10. A mobile device for authenticating a user for accessing a secure application configured on the mobile device, the mobile device comprising:

a processor;

a detection module coupled to the processor, the detection module configured to,

receive an input from a user for accessing the secure application, wherein the input is associated with a plurality of parameters;

determine a biometric pattern generated based on the input received from the user; and

a security module coupled to the processor, the security module configured to,

extract a plurality of reference patterns from a repository, wherein the plurality of reference patterns are pre-defined by an owner of the mobile device;

compare the biometric pattern with the plurality of reference patterns;

authenticate the user when the biometric pattern matches a reference pattern from the plurality of reference patterns, wherein the reference pattern is associated with the secure application; and

allow the user to access the secure application.

11. The mobile device as claimed recited in claim 10 further comprises a training module configured to,

generate the at least one reference pattern to be defined by the owner of the mobile device;

associate the at least one reference pattern with the secure applications; and

assign an idle time-out value for the secure applications, wherein the idle time-out value is based on inactivity of a touch screen of the mobile device.

12. The mobile device as recited in claim 10, wherein the security module is a pluggable authentication module configured to be plugged with selective applications for being protected from unauthorized usage.

13. The mobile device as recited in claim 10, wherein the secure applications comprise a banking application, short message service (SMS) application, and an e-mailing application.

14. The mobile device as recited in claim 10, wherein the non-secure applications comprise a gaming application and a music player application.

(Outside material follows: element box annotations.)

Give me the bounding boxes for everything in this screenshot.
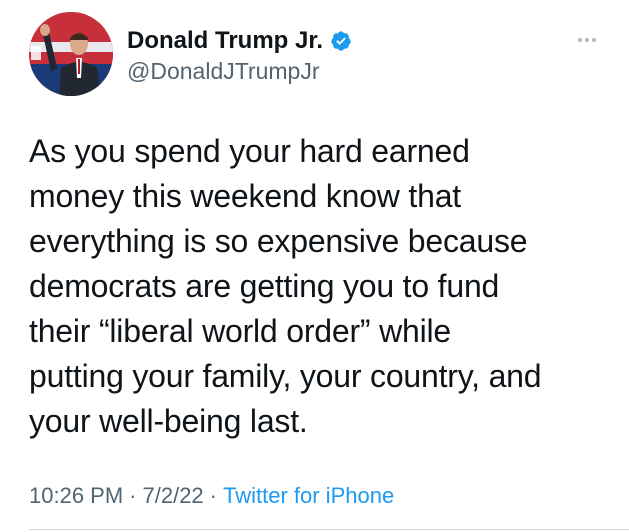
tweet-text-line: money this weekend know that bbox=[29, 178, 461, 214]
tweet-card: Donald Trump Jr. @DonaldJTrumpJr As you … bbox=[0, 0, 629, 532]
tweet-time[interactable]: 10:26 PM bbox=[29, 479, 123, 513]
author-display-name[interactable]: Donald Trump Jr. bbox=[127, 26, 323, 56]
tweet-text-line: putting your family, your country, and bbox=[29, 358, 542, 394]
divider bbox=[29, 529, 629, 530]
tweet-text-line: your well-being last. bbox=[29, 403, 308, 439]
tweet-text-line: democrats are getting you to fund bbox=[29, 268, 500, 304]
verified-badge-icon bbox=[330, 30, 352, 52]
tweet-source-link[interactable]: Twitter for iPhone bbox=[223, 479, 394, 513]
tweet-text-line: everything is so expensive because bbox=[29, 223, 528, 259]
more-options-icon-dot bbox=[585, 38, 589, 42]
more-options-button[interactable] bbox=[572, 30, 602, 50]
meta-separator: · bbox=[209, 483, 217, 508]
tweet-text: As you spend your hard earned money this… bbox=[29, 129, 619, 444]
avatar-image bbox=[29, 12, 113, 96]
tweet-meta: 10:26 PM · 7/2/22 · Twitter for iPhone bbox=[29, 479, 394, 513]
more-options-icon-dot bbox=[592, 38, 596, 42]
more-options-icon bbox=[578, 38, 582, 42]
meta-separator: · bbox=[129, 483, 137, 508]
author-handle[interactable]: @DonaldJTrumpJr bbox=[127, 56, 320, 86]
tweet-text-line: As you spend your hard earned bbox=[29, 133, 470, 169]
tweet-date[interactable]: 7/2/22 bbox=[143, 479, 204, 513]
tweet-text-line: their “liberal world order” while bbox=[29, 313, 451, 349]
author-name-row: Donald Trump Jr. bbox=[127, 26, 352, 56]
avatar[interactable] bbox=[29, 12, 113, 96]
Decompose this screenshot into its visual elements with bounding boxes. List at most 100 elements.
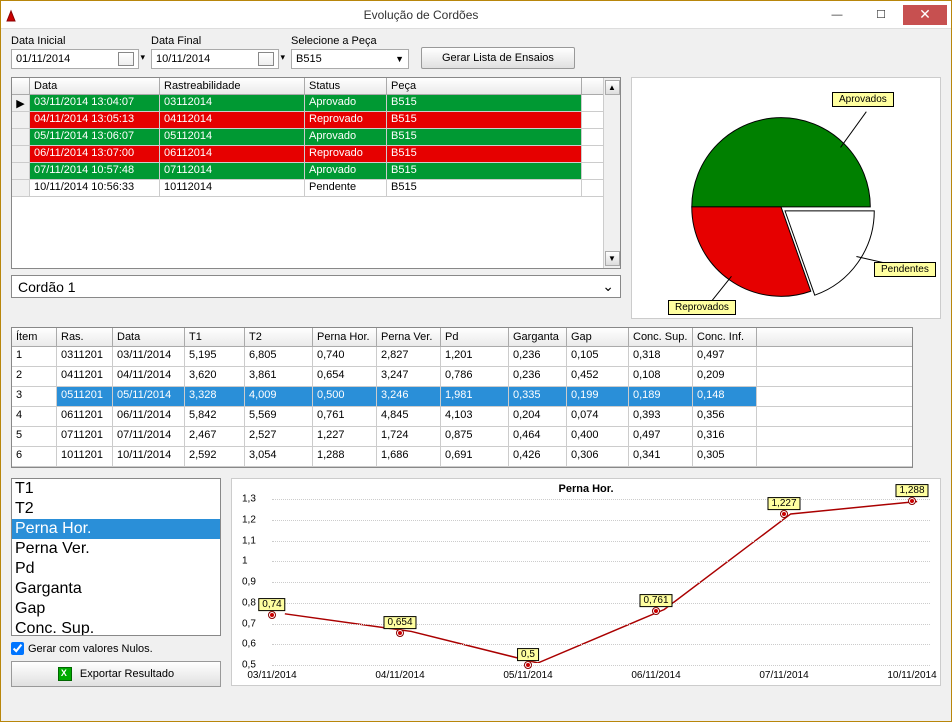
cell: 0,105	[567, 347, 629, 366]
column-header-marker	[12, 78, 30, 94]
cell-ras: 07112014	[160, 163, 305, 179]
cell: 0,209	[693, 367, 757, 386]
maximize-button[interactable]: ☐	[859, 5, 903, 25]
column-header[interactable]: Gap	[567, 328, 629, 346]
peca-select[interactable]: B515 ▼	[291, 49, 409, 69]
cell: 1,981	[441, 387, 509, 406]
table-row[interactable]: 06/11/2014 13:07:0006112014ReprovadoB515	[12, 146, 603, 163]
table-row[interactable]: 07/11/2014 10:57:4807112014AprovadoB515	[12, 163, 603, 180]
cell: 0,148	[693, 387, 757, 406]
cell: 0,335	[509, 387, 567, 406]
column-header-data[interactable]: Data	[30, 78, 160, 94]
calendar-icon[interactable]	[258, 52, 274, 66]
table-row[interactable]: 2041120104/11/20143,6203,8610,6543,2470,…	[12, 367, 912, 387]
column-header[interactable]: Conc. Inf.	[693, 328, 757, 346]
table-row[interactable]: 04/11/2014 13:05:1304112014ReprovadoB515	[12, 112, 603, 129]
list-item[interactable]: Pd	[12, 559, 220, 579]
column-header[interactable]: Data	[113, 328, 185, 346]
cell: 0,497	[693, 347, 757, 366]
pie-label-aprovados: Aprovados	[832, 92, 894, 107]
row-marker	[12, 129, 30, 145]
export-button[interactable]: Exportar Resultado	[11, 661, 221, 687]
table-row[interactable]: 4061120106/11/20145,8425,5690,7614,8454,…	[12, 407, 912, 427]
list-item[interactable]: T1	[12, 479, 220, 499]
list-item[interactable]: Perna Ver.	[12, 539, 220, 559]
nulos-checkbox[interactable]	[11, 642, 24, 655]
column-header[interactable]: Conc. Sup.	[629, 328, 693, 346]
cell-status: Aprovado	[305, 129, 387, 145]
data-final-value: 10/11/2014	[156, 53, 210, 65]
close-button[interactable]: ✕	[903, 5, 947, 25]
measurements-grid[interactable]: ÍtemRas.DataT1T2Perna Hor.Perna Ver.PdGa…	[11, 327, 913, 468]
list-item[interactable]: Conc. Sup.	[12, 619, 220, 636]
cell-peca: B515	[387, 129, 582, 145]
cell: 0,740	[313, 347, 377, 366]
cell-ras: 03112014	[160, 95, 305, 111]
ensaios-grid[interactable]: Data Rastreabilidade Status Peça ▶03/11/…	[11, 77, 621, 269]
column-header[interactable]: Ras.	[57, 328, 113, 346]
scroll-down-icon[interactable]: ▼	[605, 251, 620, 266]
column-header[interactable]: Perna Ver.	[377, 328, 441, 346]
grid-scrollbar[interactable]: ▲ ▼	[603, 78, 620, 268]
cell: 1,227	[313, 427, 377, 446]
calendar-icon[interactable]	[118, 52, 134, 66]
gerar-lista-button[interactable]: Gerar Lista de Ensaios	[421, 47, 575, 69]
x-tick-label: 05/11/2014	[503, 670, 552, 681]
y-tick-label: 1	[242, 556, 248, 567]
cell: 5,195	[185, 347, 245, 366]
column-header[interactable]: Ítem	[12, 328, 57, 346]
cell-data: 06/11/2014 13:07:00	[30, 146, 160, 162]
cell: 3,328	[185, 387, 245, 406]
column-header[interactable]: Perna Hor.	[313, 328, 377, 346]
line-chart: Perna Hor. 0,740,6540,50,7611,2271,288 0…	[231, 478, 941, 686]
cell: 4,845	[377, 407, 441, 426]
cell-peca: B515	[387, 95, 582, 111]
cell: 0,497	[629, 427, 693, 446]
data-inicial-value: 01/11/2014	[16, 53, 70, 65]
cell: 07/11/2014	[113, 427, 185, 446]
status-pie-chart: Aprovados Reprovados Pendentes	[631, 77, 941, 319]
table-row[interactable]: 6101120110/11/20142,5923,0541,2881,6860,…	[12, 447, 912, 467]
cell: 1,288	[313, 447, 377, 466]
cell: 0311201	[57, 347, 113, 366]
column-header[interactable]: T2	[245, 328, 313, 346]
data-inicial-label: Data Inicial	[11, 35, 139, 47]
minimize-button[interactable]: —	[815, 5, 859, 25]
table-row[interactable]: 3051120105/11/20143,3284,0090,5003,2461,…	[12, 387, 912, 407]
column-header-ras[interactable]: Rastreabilidade	[160, 78, 305, 94]
scroll-up-icon[interactable]: ▲	[605, 80, 620, 95]
column-header[interactable]: Pd	[441, 328, 509, 346]
list-item[interactable]: Perna Hor.	[12, 519, 220, 539]
list-item[interactable]: Garganta	[12, 579, 220, 599]
data-label: 0,761	[639, 594, 672, 607]
cell: 1,201	[441, 347, 509, 366]
cell: 0,393	[629, 407, 693, 426]
cell-data: 03/11/2014 13:04:07	[30, 95, 160, 111]
parameter-listbox[interactable]: T1T2Perna Hor.Perna Ver.PdGargantaGapCon…	[11, 478, 221, 636]
y-tick-label: 0,6	[242, 639, 256, 650]
table-row[interactable]: 5071120107/11/20142,4672,5271,2271,7240,…	[12, 427, 912, 447]
cell: 0611201	[57, 407, 113, 426]
cell: 0,356	[693, 407, 757, 426]
cell: 4,103	[441, 407, 509, 426]
column-header[interactable]: Garganta	[509, 328, 567, 346]
chevron-down-icon: ⌄	[602, 278, 614, 295]
table-row[interactable]: ▶03/11/2014 13:04:0703112014AprovadoB515	[12, 95, 603, 112]
table-row[interactable]: 05/11/2014 13:06:0705112014AprovadoB515	[12, 129, 603, 146]
cordao-select[interactable]: Cordão 1 ⌄	[11, 275, 621, 298]
column-header-status[interactable]: Status	[305, 78, 387, 94]
y-tick-label: 0,8	[242, 597, 256, 608]
list-item[interactable]: Gap	[12, 599, 220, 619]
column-header[interactable]: T1	[185, 328, 245, 346]
cell: 0,306	[567, 447, 629, 466]
data-point	[268, 611, 276, 619]
list-item[interactable]: T2	[12, 499, 220, 519]
data-final-input[interactable]: 10/11/2014	[151, 49, 279, 69]
table-row[interactable]: 10/11/2014 10:56:3310112014PendenteB515	[12, 180, 603, 197]
cell: 0,452	[567, 367, 629, 386]
data-inicial-input[interactable]: 01/11/2014	[11, 49, 139, 69]
pie-label-reprovados: Reprovados	[668, 300, 736, 315]
table-row[interactable]: 1031120103/11/20145,1956,8050,7402,8271,…	[12, 347, 912, 367]
column-header-peca[interactable]: Peça	[387, 78, 582, 94]
chevron-down-icon: ▼	[395, 54, 404, 64]
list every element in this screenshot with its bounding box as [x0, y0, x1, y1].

15. A computer readable medium having embodied thereon a computer program for executing a method for authenticating a user for providing access to a secure application configured on a mobile device, the method comprising:

receiving an input from the user for accessing the secure application, wherein the input is associated with a plurality of parameters;

extracting a biometric pattern from the input received from the user, wherein the biometric pattern is generated from the plurality of parameters associated with the input;

comparing the biometric pattern with a plurality of reference patterns, wherein the plurality of reference patterns are pre-defined by an owner of the mobile device;

authenticating the user when the biometric pattern matches a reference pattern associated with the secure application; and

allowing the user to access the secure application of the mobile device.